Roth Franziska · Nationalrat · 2023-06-15
Roth Franziska · Nationalrat · Solothurn · Sozialdemokratische Fraktion · 2023-06-15
Wortprotokoll
Mit Sorge beobachten wir zusammen mit der UNO und der EU die instabile Lage im Kosovo. Der Ukraine-Krieg ruft uns brutal in Erinnerung, dass Frieden und Sicherheit in Europa keine Selbstverständlichkeit sind. Zur Friedensförderung muss die Schweiz Leistungen anbieten und erbringen. Ich rufe hiermit dem Bundesrat in Erinnerung, dass er das von ihm selber deklarierte Ziel, stets rund 500 Personen bei internationalen Friedenseinsätzen im Einsatz zu haben, endlich umsetzen soll. Nur das Zusammenstehen und die Solidarität mit den anderen demokratischen Ländern kann grösstmögliche Sicherheit und Frieden in Europa nachhaltig gewähren.
Europa und die Menschen im Kosovo brauchen uns weiterhin und sogar noch verstärkt, denn die Länder, die an die Ukraine und Russland angrenzen, sehen sich zum Teil gezwungen, ihre eigenen Leute aus der Kfor abzuziehen, weil sie in ihrem eigenen Land gebraucht werden. Das Engagement in der Kfor ist im Moment der grösste Beitrag, den die Schweiz in der militärischen Friedensförderung leistet. Die Schweiz ist dem Kosovo auf vielschichtige Art verbunden und engagiert sich im Balkanland seit Langem.

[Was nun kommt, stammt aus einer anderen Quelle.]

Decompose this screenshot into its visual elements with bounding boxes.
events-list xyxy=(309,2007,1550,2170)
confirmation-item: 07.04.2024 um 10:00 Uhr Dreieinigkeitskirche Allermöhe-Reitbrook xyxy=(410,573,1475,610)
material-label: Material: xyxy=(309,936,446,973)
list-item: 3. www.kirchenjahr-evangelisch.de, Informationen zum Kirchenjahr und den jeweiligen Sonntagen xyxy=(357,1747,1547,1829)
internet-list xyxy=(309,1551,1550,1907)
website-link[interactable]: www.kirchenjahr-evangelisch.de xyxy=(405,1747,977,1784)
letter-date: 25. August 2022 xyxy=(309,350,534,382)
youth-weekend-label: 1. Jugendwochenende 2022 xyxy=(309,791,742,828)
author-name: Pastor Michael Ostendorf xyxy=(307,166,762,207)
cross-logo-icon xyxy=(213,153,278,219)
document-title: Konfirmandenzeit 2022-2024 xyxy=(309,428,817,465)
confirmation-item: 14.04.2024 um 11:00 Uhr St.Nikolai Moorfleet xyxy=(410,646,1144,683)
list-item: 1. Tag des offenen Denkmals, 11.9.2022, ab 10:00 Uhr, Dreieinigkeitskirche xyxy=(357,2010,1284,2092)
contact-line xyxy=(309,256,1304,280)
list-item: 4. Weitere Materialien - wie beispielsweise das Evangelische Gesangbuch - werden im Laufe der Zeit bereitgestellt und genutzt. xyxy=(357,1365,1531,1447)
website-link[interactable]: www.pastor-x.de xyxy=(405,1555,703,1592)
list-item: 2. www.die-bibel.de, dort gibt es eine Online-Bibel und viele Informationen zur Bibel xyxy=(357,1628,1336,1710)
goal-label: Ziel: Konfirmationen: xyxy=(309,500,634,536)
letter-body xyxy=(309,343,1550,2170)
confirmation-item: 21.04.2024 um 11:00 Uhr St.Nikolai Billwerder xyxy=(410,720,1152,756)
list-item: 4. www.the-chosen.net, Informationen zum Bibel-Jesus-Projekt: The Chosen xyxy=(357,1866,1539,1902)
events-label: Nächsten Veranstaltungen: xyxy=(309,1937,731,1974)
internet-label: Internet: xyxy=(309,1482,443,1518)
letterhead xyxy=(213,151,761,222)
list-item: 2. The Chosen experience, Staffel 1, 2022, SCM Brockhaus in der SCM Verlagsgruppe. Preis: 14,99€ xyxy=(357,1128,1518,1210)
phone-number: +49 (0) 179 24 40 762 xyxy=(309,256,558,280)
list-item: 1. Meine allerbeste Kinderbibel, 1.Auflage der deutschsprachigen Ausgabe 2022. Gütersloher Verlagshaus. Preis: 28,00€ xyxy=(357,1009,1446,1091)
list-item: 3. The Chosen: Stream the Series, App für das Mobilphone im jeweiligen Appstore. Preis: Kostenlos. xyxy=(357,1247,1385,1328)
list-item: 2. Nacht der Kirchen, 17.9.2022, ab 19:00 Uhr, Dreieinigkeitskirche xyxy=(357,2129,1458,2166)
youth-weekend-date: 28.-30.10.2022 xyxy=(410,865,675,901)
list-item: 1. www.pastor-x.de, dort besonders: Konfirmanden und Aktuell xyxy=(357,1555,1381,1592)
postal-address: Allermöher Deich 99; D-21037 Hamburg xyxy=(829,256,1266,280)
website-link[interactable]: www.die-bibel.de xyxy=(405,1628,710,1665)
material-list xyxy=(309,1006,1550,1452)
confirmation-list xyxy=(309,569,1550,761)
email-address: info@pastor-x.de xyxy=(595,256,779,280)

Die SP nimmt zur Kenntnis, dass die Schweiz auch in der Entwicklungszusammenarbeit im Kosovo präsent ist und dabei den Fokus auf Themen wie demokratische Regierungsführung, nachhaltige Wirtschaftsentwicklung, Gesundheit, Wasser und Klimawandel legt. Jedes zweite Kind im Kosovo lebt in Armut. Für viele junge Leute, die an den mehr als vierzig Hochschulen im Kosovo studieren und z.[NB]B. Banker, Anwältin oder Chemikerin werden wollen, ist es schier unmöglich, im Kosovo eine Anstellung zu finden. Gefragt sind in diesem Land vor allem Handwerker und Fachkräfte in Fabriken.
Investoren, die im Kosovo ihre Fabriken aufstellen und zur Wirtschaftlichkeit beitragen sollen, fehlen, weil die Sicherheitslage zu angespannt ist. Daher ist es richtig, dass wir uns als Schweizerinnen und Schweizer dafür einsetzen, dass die Schweiz im Zivilen und im Militärischen dort ein Standbein hat und sich engagiert und - ja, auch an die Adresse der Grünen - das zivile Engagement finanziell erhöht.
Unsere Armeeangehörigen im Kosovo leisten, etwas vereinfacht gesagt, zivile Friedensarbeit in Uniform. Im ganzen Kosovo sind 29 Liaison and Monitoring Teams (LMT) verteilt. Deren Hauptaufgabe besteht darin, durch Gespräche mit der Bevölkerung Informationen zu sammeln. Sie leben in Quartieren Tür an Tür mit der Bevölkerung. Sechs dieser 29 LMT werden durch Schweizer geführt. Die Schweiz hat ein eminentes Sicherheitsinteresse, zum Schutz der Bevölkerung und zur Stabilisierung im Kosovo beizutragen, auch weil viele Menschen aus dem Kosovo bei uns leben.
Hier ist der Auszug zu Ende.